Sandra Lorenzano
10/10/2021 - 12:00 am
Clases de historia o volver a los 17
¿Quién no quisiera que la vida la llevara nuevamente a los diecisiete (aunque, por favor, sin el miedo que, por lo menos yo, sentía a esa edad)?
Para María Luisa Capella
por su generosa sabiduría
Verónica es una profesora de historia de poco más de sesenta años, sobria, seria, apagada, que cumple con rigor, pero sin mayor entusiasmo, su trabajo en una escuela secundaria. Tampoco su vida personal parece demasiado atractiva: un marido con el que comparte largos silencios ante la televisión, rituales monótonos, nada de abrazos, ni de risas, ni de vida sexual. Dos hijos, ya adultos y con sus propias familias, tan convencionales ambos como todo lo demás. Verónica tiene cáncer.
Pero de pronto algo cambia. Una nueva estudiante llega al salón de clase y transforma la realidad de la bien portada profesora.
Éste es el comienzo de “Clases de historia” (México, 2018), la conmovedora película de Marcelino Islas Hernández, que en estos días puede verse en los cines del país, después de que el estreno fuera pospuesto más de un año por la pandemia. Este joven director ha encontrado en Verónica Langer su actriz fetiche, su Giulietta Masina mexicana (argen-mex, en realidad, agrego con orgullo), que le ha permitido explorar la sensibilidad femenina en tres films que muestran una clara línea de trabajo ética y estética. “Martha” y “La caridad” son los dos anteriores.
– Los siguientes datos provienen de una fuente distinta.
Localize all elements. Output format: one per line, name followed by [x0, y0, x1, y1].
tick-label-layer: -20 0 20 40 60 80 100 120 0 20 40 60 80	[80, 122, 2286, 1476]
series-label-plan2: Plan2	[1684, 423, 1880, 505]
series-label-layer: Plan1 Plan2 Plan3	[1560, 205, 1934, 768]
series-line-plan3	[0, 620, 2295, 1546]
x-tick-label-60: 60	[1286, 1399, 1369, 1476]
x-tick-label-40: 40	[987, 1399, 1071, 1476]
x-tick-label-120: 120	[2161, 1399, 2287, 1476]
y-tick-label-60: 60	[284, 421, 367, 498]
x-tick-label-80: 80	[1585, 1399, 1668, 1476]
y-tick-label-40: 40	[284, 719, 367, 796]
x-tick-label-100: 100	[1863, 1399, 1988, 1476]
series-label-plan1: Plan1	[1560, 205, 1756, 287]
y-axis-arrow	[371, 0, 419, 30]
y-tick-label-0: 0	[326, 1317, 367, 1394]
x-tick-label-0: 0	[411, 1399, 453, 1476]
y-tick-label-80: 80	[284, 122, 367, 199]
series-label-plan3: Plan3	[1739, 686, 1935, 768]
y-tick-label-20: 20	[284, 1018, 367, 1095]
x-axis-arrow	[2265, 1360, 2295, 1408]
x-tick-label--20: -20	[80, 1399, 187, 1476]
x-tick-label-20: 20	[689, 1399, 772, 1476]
Pero a diferencia de éstos, que cuentan historias dolorosas, como él mismo lo ha dicho, “Clases de historia” se va llenando de luz a medida que avanza, con enorme delicadeza, hasta convertirse en un hermosísimo y explosivo canto a la vida.
Eva (Renata Vaca), la adolescente rebelde, desafiante y vital, que llega a la realidad de Verónica, le descubre un mundo pleno de emociones, de sensaciones, de complicidades, de cuerpos que transgreden y gozan, de solidaridades amorosas. Pero esta transformación se va dando de manera sutil y paulatina. Ahí está la maestría del guion, del director y de la química entre ambas actrices. No es fácil derribar las barreras que nos han impuesto a lo largo de los años. No es fácil dejar de ser la “niña modelo”, la bien pensante, la juiciosa, la responsable, la sacrificada, la que usa colores sobrios y ropa recatada, la que renunció al placer quizás sin haberlo conocido, la que ha obedecido durante décadas el mandato social. ¿Es saber que está muriendo lo que autoriza internamente a Verónica a dejarse llevar por esta energía arrolladora de Eva? Tal vez. Pero eso no importa. La muerte no aparece más que como un dato. Lo que importa es esta revisión de la contención permanente, de las reglas que han marcado (¿y cercenado?) las posibilidades de una vida. Y los días se vuelven entonces una suma de emociones nuevas; Verónica explora música, colores, cuerpos, desafíos a las normas, alegría por el simple hecho de haber descubierto que se puede reír, se puede besar, se puede ¿por qué no? ser feliz.
La última parte de la película es casi una road movie, y las dos protagonistas son casi Thelma y Louise -en una versión mucho más dulce-, aunque una le lleve a la otra más de cuarenta años, y lo único que deseen sea estar juntas para visitar a un muerto o para encontrar una cueva -imagen que se repite varias veces- poblada de misterios.
Volver a los diecisiete
después de vivir un siglo
es como descifrar signos
sin ser sabio competente.
Estos versos los escribió Violeta Parra para hablar del amor como camino que nos regresa a la fe, a la alegría, a la fragilidad de la primera juventud.
De par en par la ventana se abrió como por encanto
Entró el amor con su manto como una tibia mañana
Y al son de su bella diana hizo brotar el jazmín
Volando cual serafín al cielo le puso aretes
Y mis años en diecisiete los convirtió el querubín
¿Quién no quisiera que la vida la llevara nuevamente a los diecisiete (aunque, por favor, sin el miedo que, por lo menos yo, sentía a esa edad)? ¿Quién no quisiera dejarse ganar por la risa, por la pasión, por el deseo? ¿Quién no está esperando, después de vivir un siglo, llegar como Vero y Eva a esa cueva, tal vez mágica, que se abre a la libertad?